Depuis, dans le silence et l’obscurité de ce même Etat, des femmes et des hommes meurtris par leur dignité arrachée se souviennent. Chaque 17 du dixième mois de chaque année, ils se retrouvent sur un pont qui enjambe la mémoire de l’eau.
Avec des fleurs à la main, avec le regard perdu au loin pour laisser réémerger ces morts sans sépulture, ils et elles témoignent.

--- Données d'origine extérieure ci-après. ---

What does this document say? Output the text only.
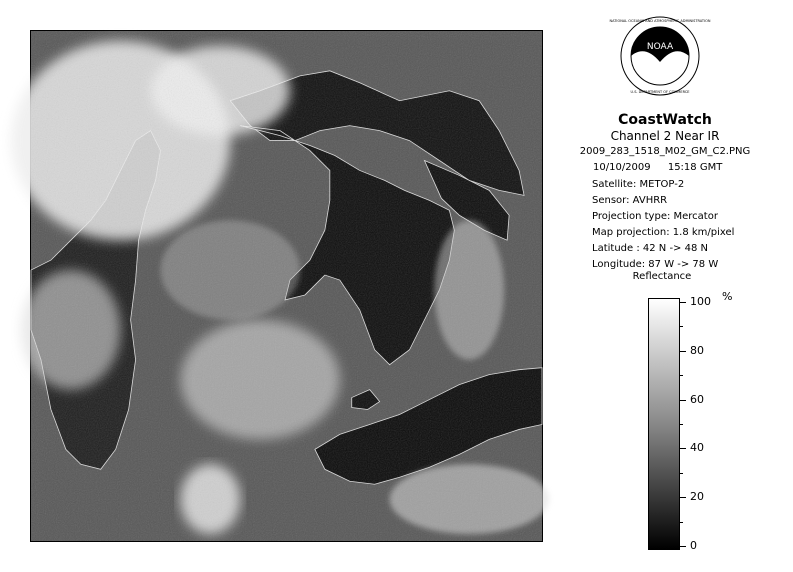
NOAA
NATIONAL OCEANIC AND ATMOSPHERIC ADMINISTRATION
U.S. DEPARTMENT OF COMMERCE
CoastWatch
Channel 2 Near IR
2009_283_1518_M02_GM_C2.PNG
10/10/2009 15:18 GMT
Satellite: METOP-2
Sensor: AVHRR
Projection type: Mercator
Map projection: 1.8 km/pixel
Latitude : 42 N -> 48 N
Longitude: 87 W -> 78 W
Reflectance
%
100
80
60
40
20
0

De pont en pont, d’Argenteuil à Nanterre, de Colombes à Gennevilliers, ils tissent les souvenirs avec le fil de la justice.

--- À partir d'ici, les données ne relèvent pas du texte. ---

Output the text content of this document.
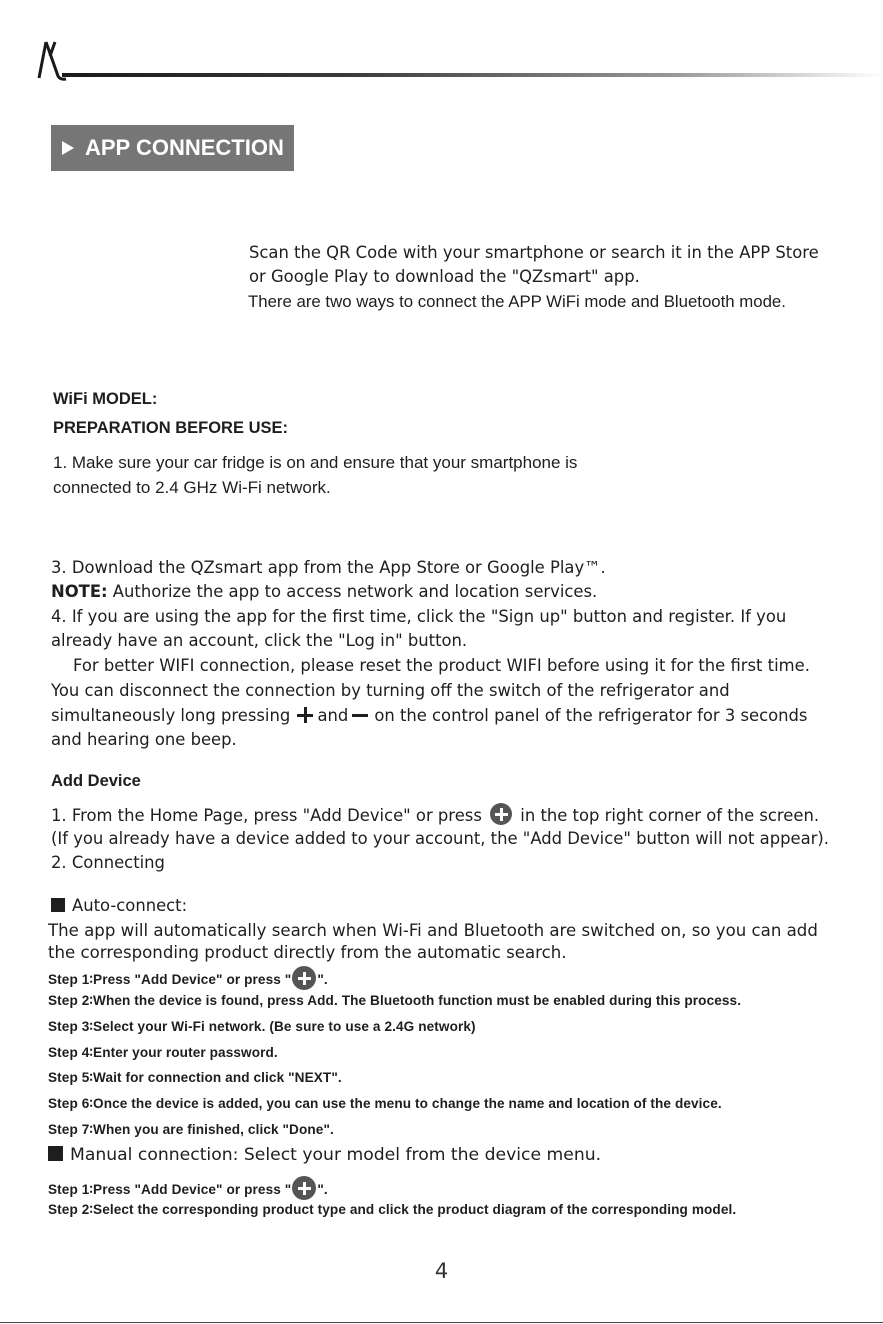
APP CONNECTION
Scan the QR Code with your smartphone or search it in the APP Store
or Google Play to download the "QZsmart" app.
There are two ways to connect the APP WiFi mode and Bluetooth mode.
WiFi MODEL:
PREPARATION BEFORE USE:
1. Make sure your car fridge is on and ensure that your smartphone is
connected to 2.4 GHz Wi-Fi network.
3. Download the QZsmart app from the App Store or Google Play™.
NOTE: Authorize the app to access network and location services.
4. If you are using the app for the first time, click the "Sign up" button and register. If you
already have an account, click the "Log in" button.
For better WIFI connection, please reset the product WIFI before using it for the first time.
You can disconnect the connection by turning off the switch of the refrigerator and
simultaneously long pressing and on the control panel of the refrigerator for 3 seconds
and hearing one beep.
Add Device
1. From the Home Page, press "Add Device" or press in the top right corner of the screen.
(If you already have a device added to your account, the "Add Device" button will not appear).
2. Connecting
Auto-connect:
The app will automatically search when Wi-Fi and Bluetooth are switched on, so you can add
the corresponding product directly from the automatic search.
Step 1∶Press "Add Device" or press " ".
Step 2∶When the device is found, press Add. The Bluetooth function must be enabled during this process.
Step 3∶Select your Wi-Fi network. (Be sure to use a 2.4G network)
Step 4∶Enter your router password.
Step 5∶Wait for connection and click "NEXT".
Step 6∶Once the device is added, you can use the menu to change the name and location of the device.
Step 7∶When you are finished, click "Done".
Manual connection: Select your model from the device menu.
Step 1∶Press "Add Device" or press " ".
Step 2∶Select the corresponding product type and click the product diagram of the corresponding model.
4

Rien, pas même le temps qui emporte les chibanis et les chibanias, ne dissout l’horreur perpétrée par l’Etat français. Rien, parce que tout nous y renvoie : des crimes policiers qui visent d’abord les enfants héritiers de l’immigration aux meurtres de milliers de migrants, organisés chaque année par la France et les autres gouvernements de l’Union Européenne. Des migrants qui fuient la misère et la guerre orchestrées par l’Occident.
Hier la Seine, aujourd’hui la Méditerranée, à son tour devenue le plus grand cimetière sans sépulture.
Rien ne nous fera oublier car tout fait écho au prix payé par ces Algériens et Algériennes qui se battaient pour l’indépendance.
 Rien ne nous fera oublier car d’autres peuples sous d’autres latitudes se battent pour la même indépendance et subissent les mêmes crimes racistes coloniaux, impérialistes.
 Rien ne nous fera oublier car sur les murs d’Argenteuil, l’affiche de monsieur Ali Ziri, même défraîchie avec le temps, résiste aux vents mauvais. Ali, 69 ans, tué par la police nationale un jour de printemps 2009, avait 20 ans ce jour d’automne 1961. Il savait ce que la police avait fait, il n’imaginait pas ce qu’elle ferait encore tant d’années plus tard. Là encore, lorsqu’il s’agira de condamner la police nationale, ses proches entendront la justice prononcer : « non-lieu ».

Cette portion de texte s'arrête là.